Aus der Rubrik “Mietenpolitik”:

DER TAGESSPIEGEL am 07.01.2020: Streit über Berliner Wohnungspolitik – Kommt der Mietendeckel, geht der Mietspiegel

Wird der Mietendeckel vom Verfassungsgericht gekippt, könnte ein „Vakuum auf dem Berliner Wohnungsmarkt“ entstehen, warnt die FDP. Lompscher reagiert gelassen.

Wer schreibt den Mietspiegel fort, wenn das vom Senat beschlossene Mietendeckel-Gesetz zur Mietenbegrenzung im Wohnungswesen in Berlin einer verfassungsrechtlichen Überprüfung nicht standhält? Niemand. Die Arbeitsgruppe Mietspiegel ruht.

Die Vorbereitung eines Berliner Mietspiegels 2021 sei aufgrund des gewollten Erlasses des Mietendeckel-Gesetzes sowie „auch unter haushaltsrechtlichen Aspekten nicht möglich“, erklärte Stadtentwicklungssenatorin Katrin Lompscher (Linke) nun in einem Schreiben an die FDP-Fraktion im Abgeordnetenhaus, das dem Tagesspiegel exklusiv vorliegt. Lompscher bekräftigte, sie gehe davon aus, dass das neue Gesetz „in den zu erwartenden rechtlichen Auseinandersetzungen von den Verfassungsgerichten bestätigt wird“.

Mietspiegel wird erstmal nicht fortgeschrieben

Anfang Dezember 2019 hatte die FDP-Fraktion die zuständige Senatsverwaltung für Stadtentwicklung und Wohnen dazu aufgefordert, die Arbeit der Arbeitsgruppe Mietspiegel wieder aufzunehmen, um eine Fortschreibung des Mietspiegels für 2021 gewährleisten zu können – trotz Erlass des neuen Mietengesetzes.

Allerdings ist das während der Geltungsdauer des Mietendeckels deshalb rechtlich nicht möglich, weil in einem Mietspiegel Wohnraum nicht berücksichtigt werden darf, bei dem die Miethöhe etwa per Gesetz festgelegt worden ist. „Daher dürfen Mieten nur dann in einen neuen Mietspiegel einbezogen werden, wenn nach Wegfall der Preisbindung durch den Mietendeckel ein neuer Mietvertrag geschlossen wurde oder eine Mietänderung stattgefunden hat“, heißt es aus der Senatsverwaltung.

Der derzeit gültige qualifizierte Mietspiegel wurde im Mai 2019 veröffentlicht.
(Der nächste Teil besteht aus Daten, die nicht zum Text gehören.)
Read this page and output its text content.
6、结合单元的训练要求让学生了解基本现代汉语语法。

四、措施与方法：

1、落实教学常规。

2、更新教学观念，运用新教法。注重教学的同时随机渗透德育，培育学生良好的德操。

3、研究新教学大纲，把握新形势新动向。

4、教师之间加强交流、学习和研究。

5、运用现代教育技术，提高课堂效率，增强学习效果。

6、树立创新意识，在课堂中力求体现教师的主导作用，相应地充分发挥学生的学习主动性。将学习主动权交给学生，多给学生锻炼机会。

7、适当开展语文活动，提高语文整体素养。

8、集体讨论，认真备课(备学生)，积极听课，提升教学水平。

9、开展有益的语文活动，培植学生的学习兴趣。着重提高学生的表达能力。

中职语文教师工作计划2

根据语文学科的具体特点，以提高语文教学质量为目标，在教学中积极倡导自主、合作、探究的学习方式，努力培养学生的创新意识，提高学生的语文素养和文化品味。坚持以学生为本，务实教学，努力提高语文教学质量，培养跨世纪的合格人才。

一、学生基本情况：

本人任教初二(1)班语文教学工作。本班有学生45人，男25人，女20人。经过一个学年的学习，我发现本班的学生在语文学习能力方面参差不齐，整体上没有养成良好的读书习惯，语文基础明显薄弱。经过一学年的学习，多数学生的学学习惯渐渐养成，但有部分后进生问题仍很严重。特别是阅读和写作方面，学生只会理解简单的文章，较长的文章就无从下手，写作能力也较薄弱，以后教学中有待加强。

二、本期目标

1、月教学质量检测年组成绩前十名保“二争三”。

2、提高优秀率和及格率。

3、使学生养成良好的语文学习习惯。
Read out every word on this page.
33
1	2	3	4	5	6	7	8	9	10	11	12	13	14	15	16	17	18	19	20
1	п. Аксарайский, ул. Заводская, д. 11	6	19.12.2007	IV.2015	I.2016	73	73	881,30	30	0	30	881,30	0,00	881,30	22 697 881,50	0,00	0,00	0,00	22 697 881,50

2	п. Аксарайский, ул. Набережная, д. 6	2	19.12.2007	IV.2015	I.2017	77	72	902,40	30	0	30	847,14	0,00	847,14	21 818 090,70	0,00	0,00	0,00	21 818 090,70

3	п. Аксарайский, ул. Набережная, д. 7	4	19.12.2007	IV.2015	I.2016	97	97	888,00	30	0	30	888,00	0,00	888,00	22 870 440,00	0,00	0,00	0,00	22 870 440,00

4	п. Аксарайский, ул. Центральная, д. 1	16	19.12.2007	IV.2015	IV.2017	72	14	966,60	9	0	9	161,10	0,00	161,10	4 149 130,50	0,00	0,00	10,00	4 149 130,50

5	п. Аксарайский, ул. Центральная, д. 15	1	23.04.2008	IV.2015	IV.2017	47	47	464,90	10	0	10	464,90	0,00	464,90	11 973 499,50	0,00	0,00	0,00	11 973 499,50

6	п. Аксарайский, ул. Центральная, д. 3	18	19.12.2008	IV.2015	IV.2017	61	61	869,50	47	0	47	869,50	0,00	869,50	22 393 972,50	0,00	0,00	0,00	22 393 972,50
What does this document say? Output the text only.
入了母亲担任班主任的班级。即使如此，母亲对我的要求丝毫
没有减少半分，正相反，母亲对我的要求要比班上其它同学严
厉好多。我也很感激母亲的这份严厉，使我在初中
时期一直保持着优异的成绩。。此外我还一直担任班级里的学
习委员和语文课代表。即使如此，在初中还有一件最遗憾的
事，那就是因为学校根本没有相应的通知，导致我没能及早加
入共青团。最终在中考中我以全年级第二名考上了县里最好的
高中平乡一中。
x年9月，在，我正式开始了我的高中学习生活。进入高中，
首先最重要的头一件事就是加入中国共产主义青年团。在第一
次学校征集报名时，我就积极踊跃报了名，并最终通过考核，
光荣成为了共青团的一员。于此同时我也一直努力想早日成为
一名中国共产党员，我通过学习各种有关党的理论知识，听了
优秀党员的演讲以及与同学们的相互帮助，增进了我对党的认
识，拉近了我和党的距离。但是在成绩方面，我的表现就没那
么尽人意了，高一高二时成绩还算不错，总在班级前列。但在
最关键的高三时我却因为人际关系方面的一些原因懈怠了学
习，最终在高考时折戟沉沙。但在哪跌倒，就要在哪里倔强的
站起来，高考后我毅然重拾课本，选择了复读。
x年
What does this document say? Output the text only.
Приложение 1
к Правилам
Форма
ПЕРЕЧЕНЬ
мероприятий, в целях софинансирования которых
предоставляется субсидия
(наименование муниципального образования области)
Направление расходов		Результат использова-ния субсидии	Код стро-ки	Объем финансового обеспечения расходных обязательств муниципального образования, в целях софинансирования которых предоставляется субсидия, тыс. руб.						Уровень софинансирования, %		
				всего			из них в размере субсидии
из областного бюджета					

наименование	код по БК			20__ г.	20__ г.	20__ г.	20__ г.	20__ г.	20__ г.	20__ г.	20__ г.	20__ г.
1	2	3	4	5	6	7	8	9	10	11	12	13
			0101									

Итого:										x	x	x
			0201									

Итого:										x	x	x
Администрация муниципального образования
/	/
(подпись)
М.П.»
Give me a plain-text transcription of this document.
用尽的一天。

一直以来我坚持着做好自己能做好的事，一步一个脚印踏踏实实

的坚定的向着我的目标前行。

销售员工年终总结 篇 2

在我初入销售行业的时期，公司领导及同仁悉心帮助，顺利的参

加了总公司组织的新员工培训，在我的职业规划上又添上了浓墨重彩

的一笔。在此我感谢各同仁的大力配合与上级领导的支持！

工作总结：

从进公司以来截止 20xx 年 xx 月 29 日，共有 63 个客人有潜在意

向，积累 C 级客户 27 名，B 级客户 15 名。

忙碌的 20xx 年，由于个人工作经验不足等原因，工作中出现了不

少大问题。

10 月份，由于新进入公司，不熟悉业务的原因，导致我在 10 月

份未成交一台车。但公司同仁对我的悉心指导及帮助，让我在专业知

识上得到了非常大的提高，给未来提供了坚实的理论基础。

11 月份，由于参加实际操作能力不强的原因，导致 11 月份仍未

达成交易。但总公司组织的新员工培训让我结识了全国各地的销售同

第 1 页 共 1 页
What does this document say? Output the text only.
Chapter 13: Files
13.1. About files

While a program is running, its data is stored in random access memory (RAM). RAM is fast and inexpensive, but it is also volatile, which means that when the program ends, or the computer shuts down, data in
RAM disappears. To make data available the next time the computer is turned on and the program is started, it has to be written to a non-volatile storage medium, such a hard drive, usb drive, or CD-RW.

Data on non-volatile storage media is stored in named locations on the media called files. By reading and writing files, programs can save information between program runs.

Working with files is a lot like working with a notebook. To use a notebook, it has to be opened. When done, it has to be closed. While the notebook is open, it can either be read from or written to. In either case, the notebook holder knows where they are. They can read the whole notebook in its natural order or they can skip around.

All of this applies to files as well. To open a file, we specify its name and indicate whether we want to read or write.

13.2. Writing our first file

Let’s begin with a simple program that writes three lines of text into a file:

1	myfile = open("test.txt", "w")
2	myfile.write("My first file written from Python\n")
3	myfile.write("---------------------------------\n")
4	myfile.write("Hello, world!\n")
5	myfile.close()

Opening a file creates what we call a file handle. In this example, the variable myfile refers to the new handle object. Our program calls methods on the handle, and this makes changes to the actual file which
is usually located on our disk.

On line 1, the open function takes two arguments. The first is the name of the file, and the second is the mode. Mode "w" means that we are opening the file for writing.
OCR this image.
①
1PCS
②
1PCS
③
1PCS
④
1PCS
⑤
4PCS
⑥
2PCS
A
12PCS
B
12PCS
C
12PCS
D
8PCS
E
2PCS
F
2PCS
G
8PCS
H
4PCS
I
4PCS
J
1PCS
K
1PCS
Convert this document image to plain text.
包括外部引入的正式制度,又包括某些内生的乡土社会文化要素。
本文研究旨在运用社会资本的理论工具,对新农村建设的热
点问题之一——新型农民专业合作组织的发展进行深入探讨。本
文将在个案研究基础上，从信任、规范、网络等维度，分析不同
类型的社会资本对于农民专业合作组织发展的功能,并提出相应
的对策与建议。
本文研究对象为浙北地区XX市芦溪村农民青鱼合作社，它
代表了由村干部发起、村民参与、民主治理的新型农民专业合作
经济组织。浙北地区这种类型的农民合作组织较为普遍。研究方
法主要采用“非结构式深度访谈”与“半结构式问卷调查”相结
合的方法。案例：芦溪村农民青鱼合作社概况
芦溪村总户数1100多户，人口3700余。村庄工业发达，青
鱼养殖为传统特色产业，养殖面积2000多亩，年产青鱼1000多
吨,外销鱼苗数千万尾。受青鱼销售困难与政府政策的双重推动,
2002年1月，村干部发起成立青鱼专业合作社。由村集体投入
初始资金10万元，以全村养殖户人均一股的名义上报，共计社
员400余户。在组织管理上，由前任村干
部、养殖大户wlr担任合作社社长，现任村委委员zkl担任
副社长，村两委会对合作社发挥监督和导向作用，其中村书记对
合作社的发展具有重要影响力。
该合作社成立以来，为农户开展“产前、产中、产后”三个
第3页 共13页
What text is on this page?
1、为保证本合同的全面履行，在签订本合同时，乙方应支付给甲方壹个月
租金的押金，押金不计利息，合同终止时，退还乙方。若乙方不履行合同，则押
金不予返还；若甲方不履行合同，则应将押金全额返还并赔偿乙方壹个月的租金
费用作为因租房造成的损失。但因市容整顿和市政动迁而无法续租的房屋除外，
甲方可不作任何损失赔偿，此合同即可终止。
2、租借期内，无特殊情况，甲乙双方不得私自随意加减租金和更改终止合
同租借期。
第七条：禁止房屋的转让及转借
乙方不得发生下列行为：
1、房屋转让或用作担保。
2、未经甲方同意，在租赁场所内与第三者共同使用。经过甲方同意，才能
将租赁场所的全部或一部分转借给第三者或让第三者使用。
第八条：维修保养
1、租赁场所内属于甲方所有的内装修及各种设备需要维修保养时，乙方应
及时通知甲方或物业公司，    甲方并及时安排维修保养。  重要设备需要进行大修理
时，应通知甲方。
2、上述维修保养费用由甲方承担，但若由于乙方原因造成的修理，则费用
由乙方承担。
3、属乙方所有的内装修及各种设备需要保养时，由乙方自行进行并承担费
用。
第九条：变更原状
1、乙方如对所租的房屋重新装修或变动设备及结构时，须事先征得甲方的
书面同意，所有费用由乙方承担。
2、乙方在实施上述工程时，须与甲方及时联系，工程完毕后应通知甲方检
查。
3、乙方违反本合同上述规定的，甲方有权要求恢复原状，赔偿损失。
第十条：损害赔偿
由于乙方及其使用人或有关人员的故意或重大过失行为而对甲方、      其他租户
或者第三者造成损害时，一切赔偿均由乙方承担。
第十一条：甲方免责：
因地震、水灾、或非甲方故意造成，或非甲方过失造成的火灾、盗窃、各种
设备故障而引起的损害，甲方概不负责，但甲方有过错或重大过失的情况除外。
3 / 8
Wird er nun wie geplant nicht fortgeschrieben, wird aus dem qualifizierten nach Ablauf einer Zwei-Jahres-Frist automatisch ein einfacher Mietspiegel.

Auf Anfrage des Tagesspiegels heißt es aus der Senatsverwaltung: Für den Fall, dass ein Verfassungsgericht den Mietendeckel als verfassungswidrig einstufen sollte, werde der aktuelle Mietspiegel über Mai 2021 hinaus weiter von den Gerichten als geeignete Grundlage zum Vergleich der Mieten angesehen.

Dies sei nach bisheriger Rechtsprechung so. Außerdem „könnte nach einem Verfassungsgerichtsurteil ein neuer Mietspiegel erstellt werden“ – allerdings „unter Beachtung der erforderlichen Vorbereitungs-, Erhebungs- und Auswertungszeiten“, wie die Senatsverwaltung selbst einschränkt.

Senat plant eine Datenbank mit Wohnungen

Damit die Mieten nicht in der Zwischenzeit doch nach oben schnellen, plant der Senat die Erstellung eines Wohnkatasters, also einer Datenbank zu Wohnungen, ihren Eigenschaften und Mietpreisen. Grüne-Fraktionschefin Antje Kapek sieht ohne entsprechendes Kataster durchaus ein Risiko für Mieter, sollte der Mietendeckel von einem Verfassungsgericht kassiert werden. Für die „thematische Untersuchung“ zum Wohnkataster wurden im Doppelhaushalt 2020/2021 jeweils 100.000 Euro eingestellt.

Der Senat muss erst herausfinden, wie die Wohndatenbank ausgestaltet sein muss, damit sie später für einen Vergleich der Mieten herangezogen werden kann. Selbst wenn der Mietendeckel nach Ansicht der Gericht nicht verfassungswidrig sein sollte, läuft dieser planmäßig nach fünf Jahren aus. „Es braucht eine sichere Planung für das Wohnungskataster, dann muss ich mir keine Sorgen um einen Mietspiegel machen“, sagte Kapek. Die Grünen würden dafür Druck machen, kündigte sie an.